H.B. 698 also calls for a 9% cannabis excise tax that would allow for “legal cannabis to effectively compete with the illegal market,” Krizek said.

That excise rate, one of the lowest among 24 adult-use states in the nation, mirrors neighboring Maryland, where adult-use sales launched July 1, 2023. In their first six months, Maryland’s adult-use dispensaries reported $331.8 million in sales, contributing roughly $30 million in state revenue from the excise tax.

Virginia’s H.B. 698 also allows for local municipalities to opt-out from allowing adult-use cannabis establishments to operate within their jurisdictions and also includes safeguards to prevent monopolization, Krizek said.
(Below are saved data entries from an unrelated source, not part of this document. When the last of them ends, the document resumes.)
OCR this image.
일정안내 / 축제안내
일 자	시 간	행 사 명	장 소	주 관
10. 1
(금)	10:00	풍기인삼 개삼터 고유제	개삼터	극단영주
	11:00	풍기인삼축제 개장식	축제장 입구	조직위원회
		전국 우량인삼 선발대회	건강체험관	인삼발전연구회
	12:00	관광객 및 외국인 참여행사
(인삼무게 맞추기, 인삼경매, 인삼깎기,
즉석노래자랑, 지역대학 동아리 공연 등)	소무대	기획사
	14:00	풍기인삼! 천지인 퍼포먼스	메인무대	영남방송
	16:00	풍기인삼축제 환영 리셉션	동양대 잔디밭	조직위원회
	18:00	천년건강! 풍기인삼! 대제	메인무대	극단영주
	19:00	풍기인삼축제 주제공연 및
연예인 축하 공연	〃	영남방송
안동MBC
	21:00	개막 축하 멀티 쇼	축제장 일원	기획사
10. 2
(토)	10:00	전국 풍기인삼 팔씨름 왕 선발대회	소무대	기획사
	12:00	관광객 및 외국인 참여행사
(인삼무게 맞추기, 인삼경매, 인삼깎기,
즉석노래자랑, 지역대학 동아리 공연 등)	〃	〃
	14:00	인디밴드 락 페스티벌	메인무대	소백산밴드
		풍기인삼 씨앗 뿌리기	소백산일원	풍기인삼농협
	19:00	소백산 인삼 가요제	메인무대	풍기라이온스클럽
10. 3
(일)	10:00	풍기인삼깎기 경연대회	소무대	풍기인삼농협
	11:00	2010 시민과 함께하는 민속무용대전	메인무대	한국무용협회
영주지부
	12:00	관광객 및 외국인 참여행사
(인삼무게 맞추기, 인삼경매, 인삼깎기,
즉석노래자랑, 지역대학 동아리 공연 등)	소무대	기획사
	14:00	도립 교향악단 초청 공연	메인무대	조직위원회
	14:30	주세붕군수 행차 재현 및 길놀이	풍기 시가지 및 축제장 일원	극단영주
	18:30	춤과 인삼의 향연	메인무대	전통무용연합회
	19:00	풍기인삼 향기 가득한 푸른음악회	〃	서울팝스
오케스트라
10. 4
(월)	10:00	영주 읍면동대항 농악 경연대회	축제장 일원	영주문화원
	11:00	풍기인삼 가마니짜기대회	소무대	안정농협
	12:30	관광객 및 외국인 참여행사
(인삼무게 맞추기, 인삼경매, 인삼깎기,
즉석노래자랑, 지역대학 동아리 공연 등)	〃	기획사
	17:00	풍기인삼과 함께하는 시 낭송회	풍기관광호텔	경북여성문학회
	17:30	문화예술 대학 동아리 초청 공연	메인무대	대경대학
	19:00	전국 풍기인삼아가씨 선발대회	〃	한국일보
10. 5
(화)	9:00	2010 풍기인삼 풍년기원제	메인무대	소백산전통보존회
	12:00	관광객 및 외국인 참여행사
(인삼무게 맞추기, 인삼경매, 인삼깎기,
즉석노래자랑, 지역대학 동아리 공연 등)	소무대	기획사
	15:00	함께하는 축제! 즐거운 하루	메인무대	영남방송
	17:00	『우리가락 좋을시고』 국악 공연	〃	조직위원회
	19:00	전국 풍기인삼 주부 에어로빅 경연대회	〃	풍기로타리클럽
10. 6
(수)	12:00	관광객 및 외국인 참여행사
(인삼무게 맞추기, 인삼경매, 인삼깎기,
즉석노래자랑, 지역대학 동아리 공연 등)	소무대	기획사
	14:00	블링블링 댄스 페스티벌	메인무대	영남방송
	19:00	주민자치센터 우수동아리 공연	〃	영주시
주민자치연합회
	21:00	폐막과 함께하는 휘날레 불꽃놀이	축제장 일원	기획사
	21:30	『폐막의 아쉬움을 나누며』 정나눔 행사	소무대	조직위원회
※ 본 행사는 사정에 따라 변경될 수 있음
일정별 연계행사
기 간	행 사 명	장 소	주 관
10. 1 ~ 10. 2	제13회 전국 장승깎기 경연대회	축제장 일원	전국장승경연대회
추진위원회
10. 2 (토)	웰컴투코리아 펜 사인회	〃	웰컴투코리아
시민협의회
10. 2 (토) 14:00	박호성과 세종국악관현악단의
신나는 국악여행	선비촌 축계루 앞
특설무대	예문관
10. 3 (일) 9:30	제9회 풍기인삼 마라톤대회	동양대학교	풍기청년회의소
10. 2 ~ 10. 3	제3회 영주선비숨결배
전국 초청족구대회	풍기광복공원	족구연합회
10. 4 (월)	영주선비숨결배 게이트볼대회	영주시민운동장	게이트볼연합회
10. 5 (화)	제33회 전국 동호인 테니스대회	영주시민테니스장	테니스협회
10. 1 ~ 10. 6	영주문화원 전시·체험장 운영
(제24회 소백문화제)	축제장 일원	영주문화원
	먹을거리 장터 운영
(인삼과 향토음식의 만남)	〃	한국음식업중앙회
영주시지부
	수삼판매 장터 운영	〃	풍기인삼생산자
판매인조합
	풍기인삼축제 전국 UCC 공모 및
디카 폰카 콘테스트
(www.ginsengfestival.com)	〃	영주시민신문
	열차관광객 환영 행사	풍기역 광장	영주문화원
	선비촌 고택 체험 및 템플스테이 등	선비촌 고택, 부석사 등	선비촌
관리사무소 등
“It’s time for this state’s $3 billion illegal cannabis market to have competition from a safe, tested and taxed product,” he said. “I recognize there’s many aspects of this bill that you might not be comfortable with, but I’m committed to working with you and everybody in this body to find a bipartisan bill as we continue to work on this complicated topic.”

While H.B. 698 passed the House, a competing bill in upper chamber, Senate Bill 448, was approved via a 9-5 vote Feb. 8 in the Finance and Appropriations Committee and arrived on the Senate floor Feb. 12 to receive initial approval via a voice vote. A third and final reading of legislation will likely be voted on later this week.

Sponsored by Sen. Aaron Rouse, D-Virginia Beach, S.B. 448 also aims to establish a commercialized adult-use marketplace that follows the same timeline as H.B. 698 to launch sales. However, the Senate’s version does not provide for microbusinesses nor special license considerations for various companies or individuals, among other differences.

Should the Senate pass its respective bill, a joint committee with members from each body would have to solve disagreements before sending a final version to the governor for consideration.